Receiving an SMS inevitably generates Delivery Reports whose reception bestows a timing attack vector at the sender. Bitsikas developed an ML model enabling the SMS sender to determine the recipient’s location with a 96% accuracy for locations across different countries, the researcher says in a study.
The basic idea is that a hacker would send multiple text messages to the target phone, and the timing of each automated delivery reply creates a fingerprint of the target’s location. These fingerprints have ever been there but weren’t a problem until Bitsikas’ group used ML to develop an algorithm capable of reading them. They can be fed into the machine-learning model, which then responds with the predicted location.

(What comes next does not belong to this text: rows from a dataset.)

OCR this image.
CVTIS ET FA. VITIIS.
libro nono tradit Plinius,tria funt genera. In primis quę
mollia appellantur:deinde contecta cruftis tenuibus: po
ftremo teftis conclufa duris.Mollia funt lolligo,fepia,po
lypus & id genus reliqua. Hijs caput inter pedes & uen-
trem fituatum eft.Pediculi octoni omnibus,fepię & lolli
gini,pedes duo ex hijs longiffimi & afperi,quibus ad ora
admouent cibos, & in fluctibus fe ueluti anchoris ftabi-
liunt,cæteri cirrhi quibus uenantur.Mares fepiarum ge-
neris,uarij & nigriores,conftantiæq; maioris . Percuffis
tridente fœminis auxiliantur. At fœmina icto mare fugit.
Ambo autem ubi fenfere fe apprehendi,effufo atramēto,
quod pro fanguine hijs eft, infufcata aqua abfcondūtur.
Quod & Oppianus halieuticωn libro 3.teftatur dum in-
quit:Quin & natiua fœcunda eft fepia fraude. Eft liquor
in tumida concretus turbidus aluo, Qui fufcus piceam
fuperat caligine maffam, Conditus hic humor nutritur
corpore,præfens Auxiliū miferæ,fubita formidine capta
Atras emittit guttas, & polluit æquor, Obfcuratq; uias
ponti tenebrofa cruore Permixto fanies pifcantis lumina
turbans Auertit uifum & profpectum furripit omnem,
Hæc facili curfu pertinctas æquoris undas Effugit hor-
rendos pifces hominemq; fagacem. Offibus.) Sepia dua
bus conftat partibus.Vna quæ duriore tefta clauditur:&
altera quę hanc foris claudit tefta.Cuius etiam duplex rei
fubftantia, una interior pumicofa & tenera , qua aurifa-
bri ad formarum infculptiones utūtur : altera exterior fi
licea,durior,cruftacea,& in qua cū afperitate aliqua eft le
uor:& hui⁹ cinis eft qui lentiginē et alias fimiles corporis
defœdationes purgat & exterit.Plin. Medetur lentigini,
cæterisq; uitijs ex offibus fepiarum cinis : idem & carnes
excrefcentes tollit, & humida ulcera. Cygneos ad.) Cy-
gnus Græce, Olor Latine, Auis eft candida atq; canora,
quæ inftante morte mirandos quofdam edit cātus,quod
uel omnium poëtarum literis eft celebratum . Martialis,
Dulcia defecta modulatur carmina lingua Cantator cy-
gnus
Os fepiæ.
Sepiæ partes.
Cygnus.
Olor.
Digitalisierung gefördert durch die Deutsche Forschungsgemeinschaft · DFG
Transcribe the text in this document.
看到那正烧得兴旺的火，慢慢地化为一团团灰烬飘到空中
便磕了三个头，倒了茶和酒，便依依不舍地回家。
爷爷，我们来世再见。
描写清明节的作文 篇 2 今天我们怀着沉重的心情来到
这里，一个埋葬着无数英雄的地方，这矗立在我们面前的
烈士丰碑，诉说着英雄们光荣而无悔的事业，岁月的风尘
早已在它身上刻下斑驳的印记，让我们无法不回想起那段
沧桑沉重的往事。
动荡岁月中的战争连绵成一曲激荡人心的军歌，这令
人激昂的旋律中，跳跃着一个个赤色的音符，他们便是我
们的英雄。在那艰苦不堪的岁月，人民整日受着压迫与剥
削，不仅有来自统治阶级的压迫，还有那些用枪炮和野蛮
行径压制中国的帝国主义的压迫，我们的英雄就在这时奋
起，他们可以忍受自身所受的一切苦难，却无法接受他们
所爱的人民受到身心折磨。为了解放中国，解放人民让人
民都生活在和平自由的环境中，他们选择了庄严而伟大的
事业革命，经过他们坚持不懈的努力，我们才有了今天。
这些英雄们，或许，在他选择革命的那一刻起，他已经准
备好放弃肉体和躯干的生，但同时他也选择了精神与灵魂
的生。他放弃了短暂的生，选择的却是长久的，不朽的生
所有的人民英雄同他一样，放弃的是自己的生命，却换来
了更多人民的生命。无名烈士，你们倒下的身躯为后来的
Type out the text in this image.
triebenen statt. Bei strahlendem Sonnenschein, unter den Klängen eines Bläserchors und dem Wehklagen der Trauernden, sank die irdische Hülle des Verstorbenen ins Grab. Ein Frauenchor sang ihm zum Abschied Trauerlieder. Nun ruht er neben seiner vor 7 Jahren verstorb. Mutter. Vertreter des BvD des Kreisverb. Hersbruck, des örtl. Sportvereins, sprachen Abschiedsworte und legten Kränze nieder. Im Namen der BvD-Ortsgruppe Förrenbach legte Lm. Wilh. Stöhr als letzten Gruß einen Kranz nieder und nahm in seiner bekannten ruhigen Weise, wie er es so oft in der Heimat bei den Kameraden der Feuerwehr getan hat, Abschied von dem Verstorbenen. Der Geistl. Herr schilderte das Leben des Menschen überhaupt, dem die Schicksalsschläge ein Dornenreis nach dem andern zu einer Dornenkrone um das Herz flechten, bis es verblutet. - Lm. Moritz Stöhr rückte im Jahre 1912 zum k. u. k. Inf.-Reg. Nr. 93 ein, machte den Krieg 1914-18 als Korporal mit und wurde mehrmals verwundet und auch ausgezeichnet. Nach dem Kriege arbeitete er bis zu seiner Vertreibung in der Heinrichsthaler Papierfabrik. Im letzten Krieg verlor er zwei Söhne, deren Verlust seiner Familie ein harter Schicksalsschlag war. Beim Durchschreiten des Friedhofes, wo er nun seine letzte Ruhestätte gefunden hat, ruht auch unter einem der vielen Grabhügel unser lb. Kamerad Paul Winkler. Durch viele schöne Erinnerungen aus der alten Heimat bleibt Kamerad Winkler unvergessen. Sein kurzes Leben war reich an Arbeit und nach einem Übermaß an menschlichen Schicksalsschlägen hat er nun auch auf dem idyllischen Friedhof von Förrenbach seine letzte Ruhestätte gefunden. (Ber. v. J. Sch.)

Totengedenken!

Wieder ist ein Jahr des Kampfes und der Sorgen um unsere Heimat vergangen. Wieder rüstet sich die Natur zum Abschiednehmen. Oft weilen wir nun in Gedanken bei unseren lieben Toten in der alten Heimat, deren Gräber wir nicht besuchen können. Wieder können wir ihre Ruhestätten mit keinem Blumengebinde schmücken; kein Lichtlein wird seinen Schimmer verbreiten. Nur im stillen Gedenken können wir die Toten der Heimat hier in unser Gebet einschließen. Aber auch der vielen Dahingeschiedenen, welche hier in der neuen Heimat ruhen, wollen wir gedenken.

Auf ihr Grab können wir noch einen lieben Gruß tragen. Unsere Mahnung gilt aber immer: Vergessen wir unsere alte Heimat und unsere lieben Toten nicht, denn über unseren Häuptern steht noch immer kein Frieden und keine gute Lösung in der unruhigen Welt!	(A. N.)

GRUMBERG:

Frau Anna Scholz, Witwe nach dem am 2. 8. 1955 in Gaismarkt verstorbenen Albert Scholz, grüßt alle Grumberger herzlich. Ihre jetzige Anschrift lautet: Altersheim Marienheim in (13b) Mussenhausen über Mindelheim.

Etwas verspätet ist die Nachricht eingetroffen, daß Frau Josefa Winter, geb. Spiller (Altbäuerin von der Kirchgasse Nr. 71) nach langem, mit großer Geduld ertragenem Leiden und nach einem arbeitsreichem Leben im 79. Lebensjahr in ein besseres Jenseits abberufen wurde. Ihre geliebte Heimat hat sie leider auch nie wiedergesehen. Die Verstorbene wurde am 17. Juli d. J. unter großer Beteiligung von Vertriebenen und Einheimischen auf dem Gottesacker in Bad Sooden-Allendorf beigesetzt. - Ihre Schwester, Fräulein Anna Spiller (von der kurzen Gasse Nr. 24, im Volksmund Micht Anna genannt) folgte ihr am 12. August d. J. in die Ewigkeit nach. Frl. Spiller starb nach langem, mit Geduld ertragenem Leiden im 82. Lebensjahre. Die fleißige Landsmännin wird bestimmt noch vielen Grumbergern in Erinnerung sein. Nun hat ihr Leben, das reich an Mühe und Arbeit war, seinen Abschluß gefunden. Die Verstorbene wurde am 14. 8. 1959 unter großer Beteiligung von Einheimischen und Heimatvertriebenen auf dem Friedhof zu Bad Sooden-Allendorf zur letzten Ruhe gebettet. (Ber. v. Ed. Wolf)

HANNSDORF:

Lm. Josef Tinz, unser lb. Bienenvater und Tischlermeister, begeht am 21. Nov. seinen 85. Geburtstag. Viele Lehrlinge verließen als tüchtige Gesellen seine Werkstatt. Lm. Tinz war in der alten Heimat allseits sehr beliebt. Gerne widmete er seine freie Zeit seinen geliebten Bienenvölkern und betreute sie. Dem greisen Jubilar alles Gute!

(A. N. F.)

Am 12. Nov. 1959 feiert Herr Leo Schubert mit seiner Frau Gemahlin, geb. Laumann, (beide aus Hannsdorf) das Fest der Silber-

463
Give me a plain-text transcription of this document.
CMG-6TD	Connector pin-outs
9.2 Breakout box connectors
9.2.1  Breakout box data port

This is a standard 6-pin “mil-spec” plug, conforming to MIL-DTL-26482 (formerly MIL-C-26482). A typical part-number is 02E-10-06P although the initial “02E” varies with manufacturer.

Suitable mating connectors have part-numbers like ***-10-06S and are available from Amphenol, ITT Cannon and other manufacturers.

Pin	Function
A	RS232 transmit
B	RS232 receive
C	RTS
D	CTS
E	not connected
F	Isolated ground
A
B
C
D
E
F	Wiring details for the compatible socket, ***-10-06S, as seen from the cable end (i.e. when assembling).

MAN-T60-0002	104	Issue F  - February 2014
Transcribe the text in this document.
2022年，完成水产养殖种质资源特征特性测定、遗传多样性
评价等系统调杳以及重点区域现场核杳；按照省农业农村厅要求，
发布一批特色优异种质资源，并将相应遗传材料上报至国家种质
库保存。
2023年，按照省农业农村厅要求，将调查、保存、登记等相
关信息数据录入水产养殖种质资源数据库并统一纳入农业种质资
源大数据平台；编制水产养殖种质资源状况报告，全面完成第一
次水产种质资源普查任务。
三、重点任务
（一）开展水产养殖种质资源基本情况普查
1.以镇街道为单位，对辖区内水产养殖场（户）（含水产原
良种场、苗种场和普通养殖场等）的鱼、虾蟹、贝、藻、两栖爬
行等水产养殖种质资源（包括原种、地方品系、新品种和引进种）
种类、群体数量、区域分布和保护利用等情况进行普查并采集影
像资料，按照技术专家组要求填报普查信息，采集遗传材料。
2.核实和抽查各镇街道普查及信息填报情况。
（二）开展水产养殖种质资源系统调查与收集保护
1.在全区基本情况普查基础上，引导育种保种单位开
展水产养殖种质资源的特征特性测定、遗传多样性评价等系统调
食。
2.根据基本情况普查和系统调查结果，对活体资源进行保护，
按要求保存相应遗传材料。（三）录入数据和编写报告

According to the researcher, it doesn’t matter whether or not the communication is encrypted.
So it’s not actually a smartphone vulnerability as much as it is an SMS (or any other similar system with delivery receipts) vulnerability? Your old brick of a Nokia phone would have this same problem
So it’s not actually a smartphone vulnerability as much as it is an SMS vulnerbility?
It indeed is, that’s right. I changed the headline. Thanks.
Yes, especially since the delivery report is generated by the SMCS, not the end device.
This is another excellent reason to never give anyone at all your cell phone number. Give them a voice number, like Google voice, Google Fi, voip.ms. The number of people have should not be the number attached to the device you walk around with.
Then if somebody wants to track you by your phone number they’ll have to go to the phone service who is not connected directly to your phone other than through the internet. And then they’ll have to track you through the internet. So it won’t be a data broker selling your location data enmass indexable by your known phone number.
This type of attack theoretically also works with signal or telegram or whatever message service that works entirely without a phone number.
I don’t think I understand the attack then. So a timing attack on Read receipts gives you approximate location how?
I understood the SMS case because the tower data could then be extrapolated. But if we’re just talking about a standard internet application like signal. The read receipts are coming over the internet and not coming from Tower records.
Or at least that’s my understanding. If I have a computer attached to some point on the internet. People could use ping timings to theoretically restrict the location but not very accurately right?
You just measure the time until the delivery recipe arrives. You can approximate how far away the recipient is. Now you keep doing that while changing your own location (use vpns etc.) and you can slowly get a more accurate location of the target. Now you automate that stuff and also utilize machine learning to interpret the data.